Project Loon is one of several undertakings by Google's secretive X division, overseen by co-founder Sergey Brin, which is responsible for so-called "moon shot" projects - ideas that seem off the wall but could have huge potential - including Google's self-driving car and the wearable computing device dubbed Google Glass. Google has been working on Loon for nearly two years, but it only recently went public.

"Our goal is to provide Internet service to people in areas that can't afford to throw down fiber lines or even cell towers," Ponda explained. "We're hopefully going to be able to make that a reality in the next few years."

The concept calls for a fleet of hundreds or even thousands of balloons that will float twice as high as most jetliners fly, in a circle around Earth. But while it sounds relatively simple, the logistics are mind-boggling.

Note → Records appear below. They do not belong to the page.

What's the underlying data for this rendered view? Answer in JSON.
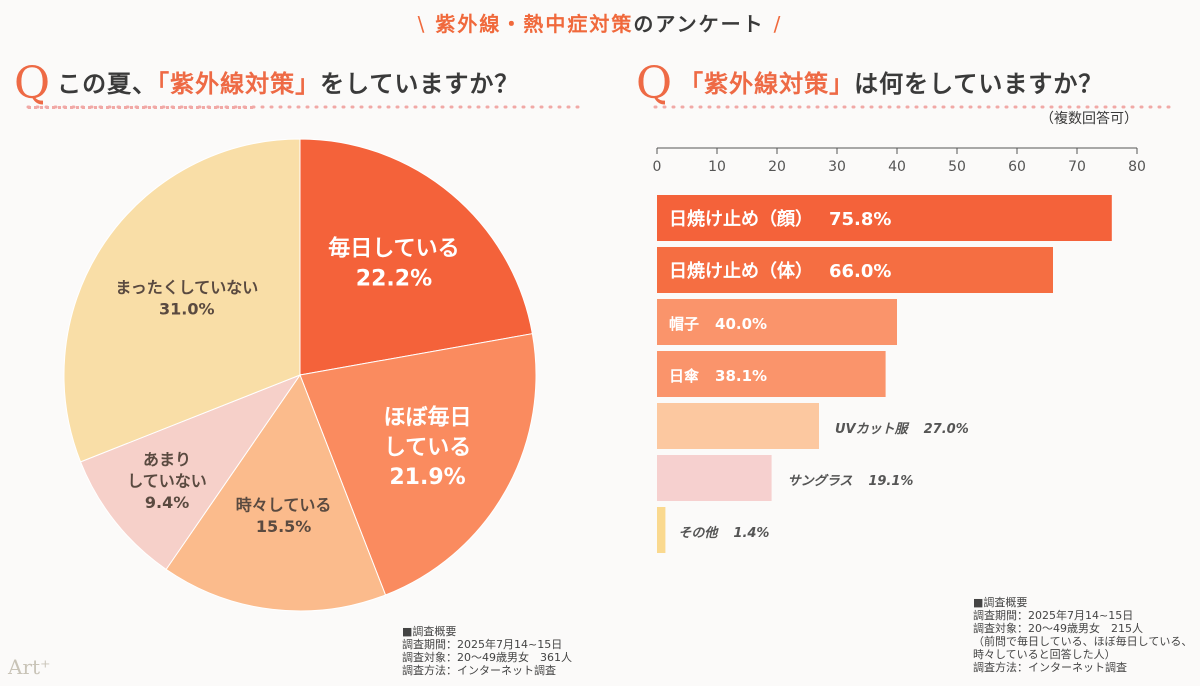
{
  "header": {
    "slash_left": "\\",
    "title_highlight": "紫外線・熱中症対策",
    "title_rest": "のアンケート",
    "slash_right": "/"
  },
  "questions": {
    "left": {
      "q": "Q",
      "pre": "この夏、",
      "highlight": "「紫外線対策」",
      "post": "をしていますか？"
    },
    "right": {
      "q": "Q",
      "highlight": "「紫外線対策」",
      "post": "は何をしていますか？",
      "note": "（複数回答可）"
    }
  },
  "chart_data": [
    {
      "type": "pie",
      "unit": "%",
      "start": "top",
      "direction": "clockwise",
      "slices": [
        {
          "label": "毎日している",
          "value": 22.2,
          "color": "#f4623a",
          "text": "#ffffff"
        },
        {
          "label": "ほぼ毎日している",
          "value": 21.9,
          "color": "#fa8b5f",
          "text": "#ffffff"
        },
        {
          "label": "時々している",
          "value": 15.5,
          "color": "#fbbb8c",
          "text": "#5a4a40"
        },
        {
          "label": "あまりしていない",
          "value": 9.4,
          "color": "#f6d0c9",
          "text": "#5a4a40"
        },
        {
          "label": "まったくしていない",
          "value": 31.0,
          "color": "#f9dea7",
          "text": "#5a4a40"
        }
      ]
    },
    {
      "type": "bar",
      "orientation": "horizontal",
      "unit": "%",
      "xlim": [
        0,
        80
      ],
      "ticks": [
        0,
        10,
        20,
        30,
        40,
        50,
        60,
        70,
        80
      ],
      "categories": [
        "日焼け止め（顔）",
        "日焼け止め（体）",
        "帽子",
        "日傘",
        "UVカット服",
        "サングラス",
        "その他"
      ],
      "values": [
        75.8,
        66.0,
        40.0,
        38.1,
        27.0,
        19.1,
        1.4
      ],
      "colors": [
        "#f4623a",
        "#f56e42",
        "#fa946b",
        "#fa946b",
        "#fcc8a0",
        "#f6d0cf",
        "#fad98f"
      ],
      "label_inside": [
        true,
        true,
        true,
        true,
        false,
        false,
        false
      ]
    }
  ],
  "survey_left": [
    "■調査概要",
    "調査期間：2025年7月14~15日",
    "調査対象：20〜49歳男女　361人",
    "調査方法：インターネット調査"
  ],
  "survey_right": [
    "■調査概要",
    "調査期間：2025年7月14~15日",
    "調査対象：20〜49歳男女　215人",
    "（前問で毎日している、ほぼ毎日している、",
    "時々していると回答した人）",
    "調査方法：インターネット調査"
  ],
  "logo": "Art⁺"
}
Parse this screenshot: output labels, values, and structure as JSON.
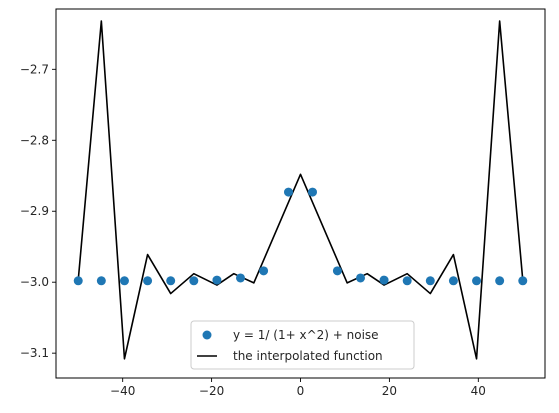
{
  "chart_data": {
    "type": "scatter",
    "title": "",
    "xlabel": "",
    "ylabel": "",
    "xlim": [
      -55,
      55
    ],
    "ylim": [
      -3.135,
      -2.615
    ],
    "xticks": [
      -40,
      -20,
      0,
      20,
      40
    ],
    "xtick_labels": [
      "−40",
      "−20",
      "0",
      "20",
      "40"
    ],
    "yticks": [
      -3.1,
      -3.0,
      -2.9,
      -2.8,
      -2.7
    ],
    "ytick_labels": [
      "−3.1",
      "−3.0",
      "−2.9",
      "−2.8",
      "−2.7"
    ],
    "grid": false,
    "legend_position": "lower center",
    "series": [
      {
        "name": "y = 1/ (1+ x^2) + noise",
        "kind": "scatter",
        "color": "#1f77b4",
        "x": [
          -50,
          -44.8,
          -39.6,
          -34.4,
          -29.2,
          -24,
          -18.8,
          -13.5,
          -8.3,
          -2.7,
          2.7,
          8.3,
          13.5,
          18.8,
          24,
          29.2,
          34.4,
          39.6,
          44.8,
          50
        ],
        "y": [
          -2.998,
          -2.998,
          -2.998,
          -2.998,
          -2.998,
          -2.998,
          -2.997,
          -2.994,
          -2.984,
          -2.873,
          -2.873,
          -2.984,
          -2.994,
          -2.997,
          -2.998,
          -2.998,
          -2.998,
          -2.998,
          -2.998,
          -2.998
        ]
      },
      {
        "name": "the interpolated function",
        "kind": "line",
        "color": "#000000",
        "x": [
          -50,
          -44.8,
          -39.6,
          -34.4,
          -29.2,
          -24,
          -18.8,
          -15,
          -10.5,
          0,
          10.5,
          15,
          18.8,
          24,
          29.2,
          34.4,
          39.6,
          44.8,
          50
        ],
        "y": [
          -2.997,
          -2.632,
          -3.108,
          -2.961,
          -3.016,
          -2.988,
          -3.004,
          -2.988,
          -3.001,
          -2.848,
          -3.001,
          -2.988,
          -3.004,
          -2.988,
          -3.016,
          -2.961,
          -3.108,
          -2.632,
          -2.997
        ]
      }
    ]
  }
}
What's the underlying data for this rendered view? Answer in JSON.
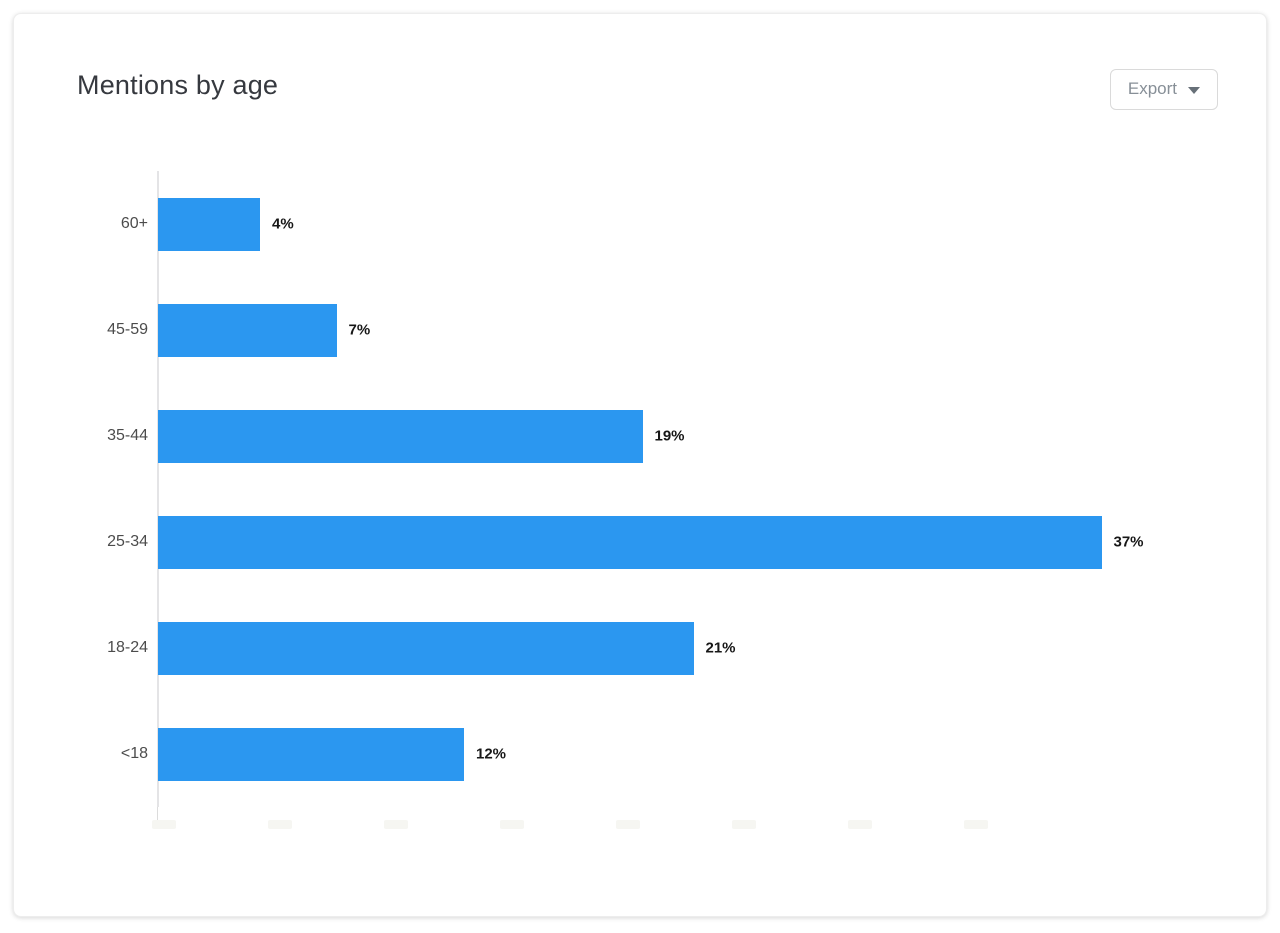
{
  "card": {
    "title": "Mentions by age",
    "export_button": {
      "label": "Export"
    }
  },
  "chart_data": {
    "type": "bar",
    "orientation": "horizontal",
    "title": "Mentions by age",
    "categories": [
      "60+",
      "45-59",
      "35-44",
      "25-34",
      "18-24",
      "<18"
    ],
    "values": [
      4,
      7,
      19,
      37,
      21,
      12
    ],
    "value_labels": [
      "4%",
      "7%",
      "19%",
      "37%",
      "21%",
      "12%"
    ],
    "xlabel": "",
    "ylabel": "",
    "xlim": [
      0,
      40
    ],
    "grid": false,
    "legend": false,
    "bar_color": "#2b97f0",
    "x_axis_tick_labels_visible": false
  }
}
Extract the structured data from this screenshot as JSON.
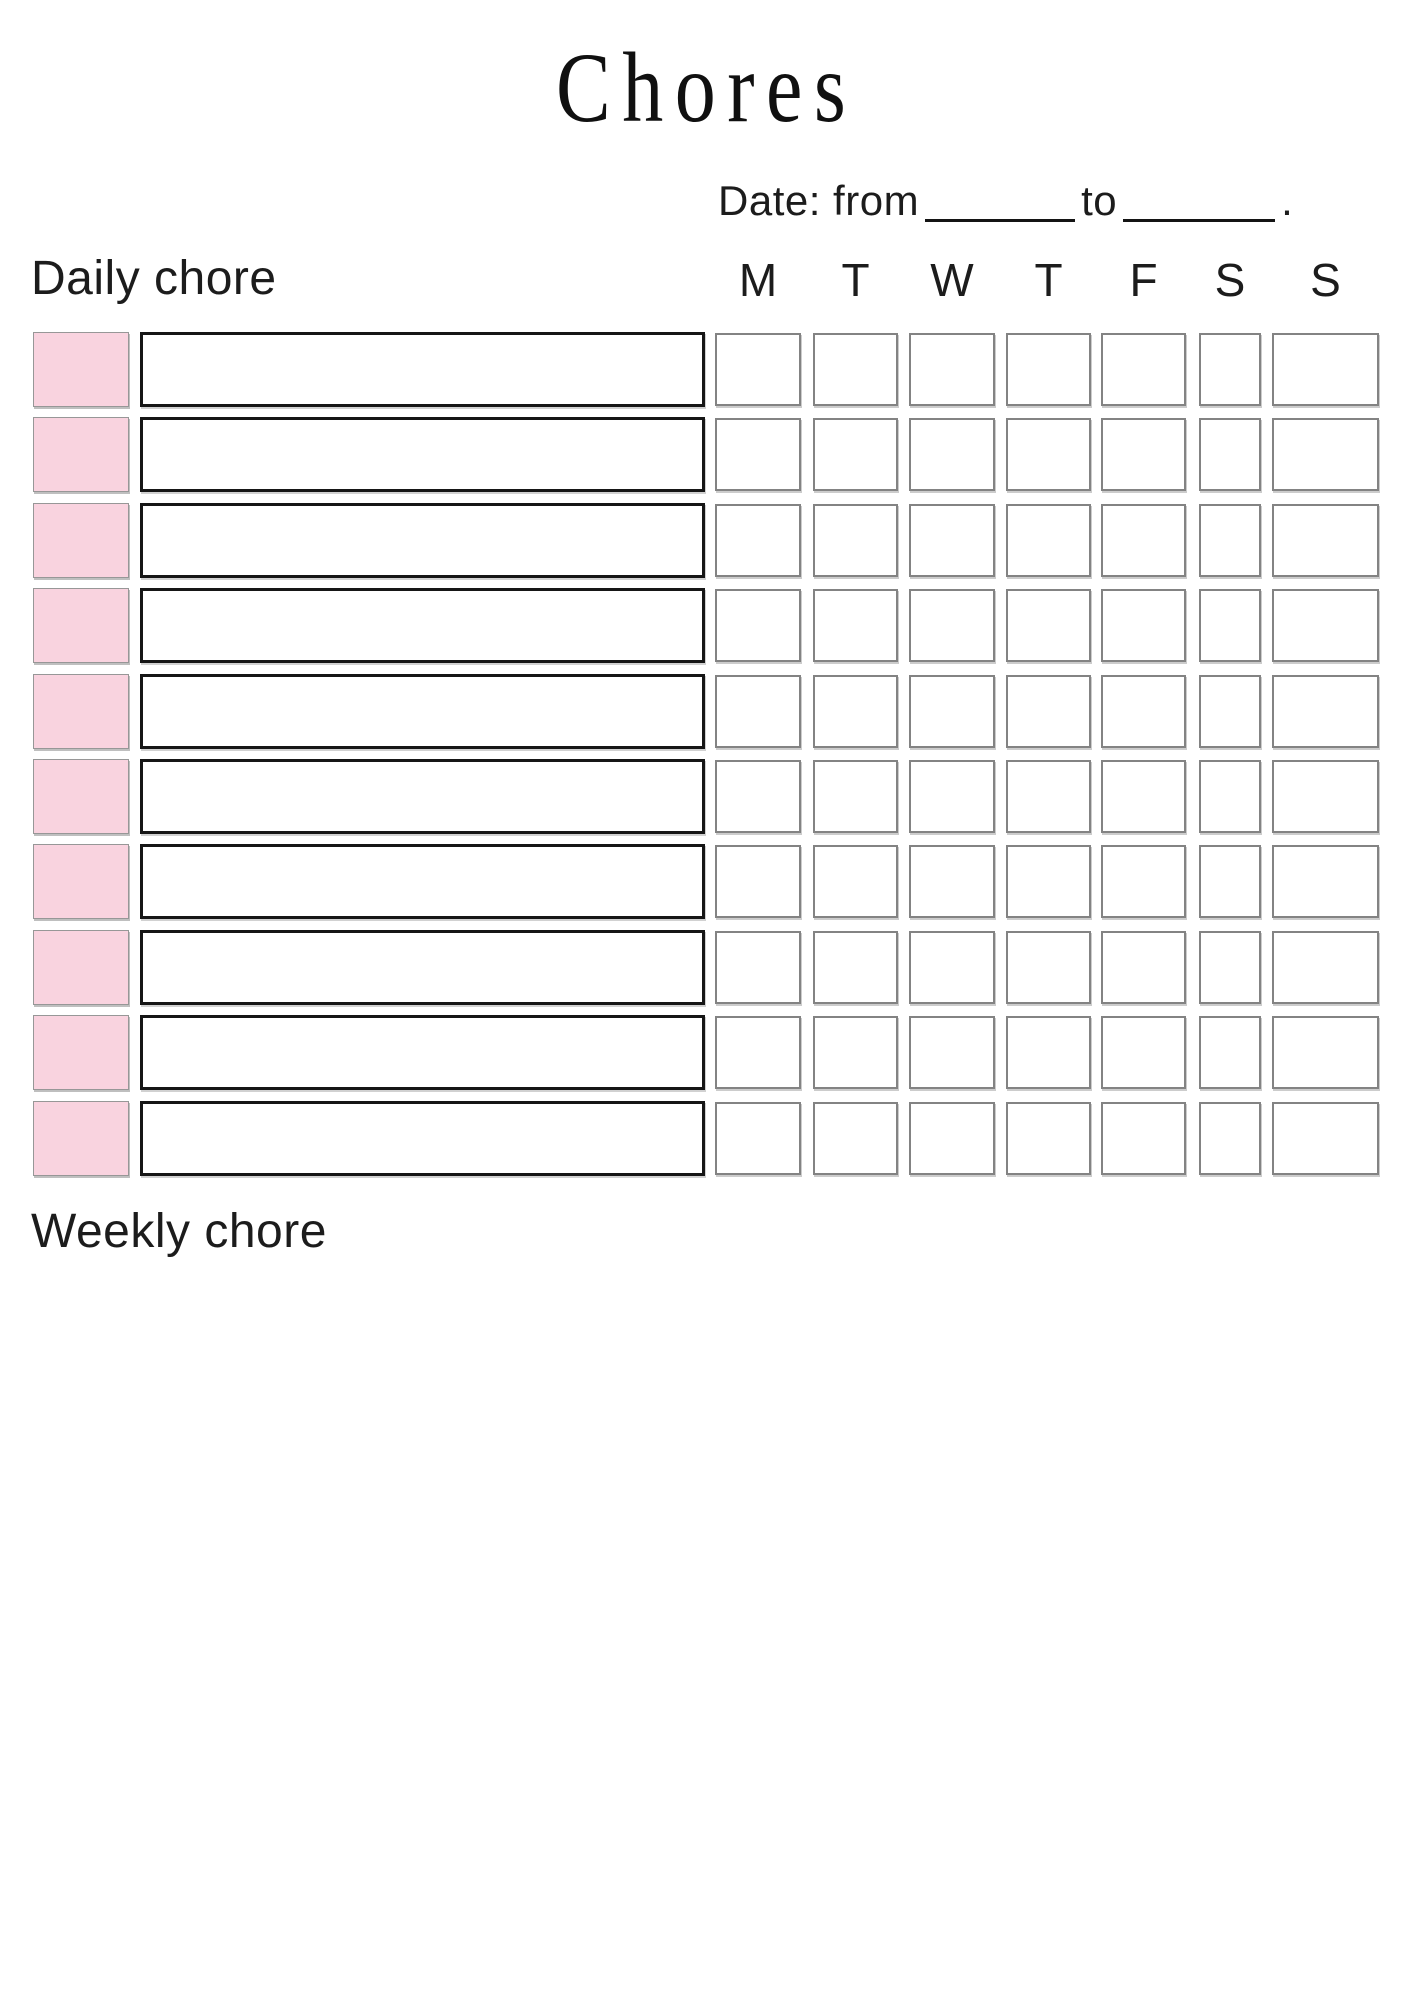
{
  "page": {
    "title": "Chores"
  },
  "date_line": {
    "from_label": "Date: from",
    "to_label": "to",
    "period": ".",
    "from_value": "",
    "to_value": ""
  },
  "daily": {
    "heading": "Daily chore",
    "day_headers": [
      "M",
      "T",
      "W",
      "T",
      "F",
      "S",
      "S"
    ],
    "row_count": 10,
    "chores": [
      "",
      "",
      "",
      "",
      "",
      "",
      "",
      "",
      "",
      ""
    ],
    "checks_state": "all-unchecked"
  },
  "weekly": {
    "heading": "Weekly chore",
    "columns": 2,
    "rows_per_column": 7,
    "chores_left": [
      "",
      "",
      "",
      "",
      "",
      "",
      ""
    ],
    "chores_right": [
      "",
      "",
      "",
      "",
      "",
      "",
      ""
    ],
    "checks_state": "all-unchecked"
  },
  "colors": {
    "pink": "#f9d3df",
    "ink": "#1c1c1c",
    "box_border": "#161616",
    "checkbox_border": "#838383"
  }
}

Since the balloons drift with the wind, Google engineers devised a system to raise or lower them in order to catch the air currents needed to keep them floating just the right distance from each other - and aligned so if one floats out of range from Internet users in a particular region, another will come along and take its place.

The balloon launched Friday is a test device; its radio equipment was not intended to deliver an Internet connection. It also was filled only with helium and is smaller than those tried in New Zealand, Acosta said. The larger models can be 45 feet in diameter and were designed by Google with separate chambers for helium and air, so the latter can be pumped in or out to raise or lower the balloon.

Controlling the balloons is a massive computational challenge, DeVaul said. Fortunately, he added, "at Google we've got a bunch of really clever computer scientists and a lot of computing power. We now believe we can make the rest of this work, technically."

Google, of course, has an interest in helping more people get on the Internet. The multibillion-dollar tech giant makes most of its money by showing ads to consumers who use Google's online services.

But Richard Bennett, an expert on broadband networking and social policy at the Information Technology and Innovation Foundation, said Project Loon is addressing "a very real problem" that affects the two-thirds of the world's population who are on the wrong side of the digital divide.

While the idea could work, Bennett said, it's still not clear who would pay for operating and maintaining the balloon network. Google has been vague about its plans; Bennett speculated the company may be hoping that telecommunications carriers will adopt the idea if Google can show it's commercially feasible.

Soon after Friday's launch, as the balloon dwindled ever smaller in the northeastern sky, project launch commander Bill Rogers and other members of his crew loaded their trucks and prepared to track its radio signal. This balloon was designed to travel only about 150 miles before losing altitude and returning to the ground.

Rogers planned to recover it, but in case someone else found it first, the plastic foam box holding its electronic gear carried a label that read, "Harmless Science Experiment," and another that provided a phone number to call.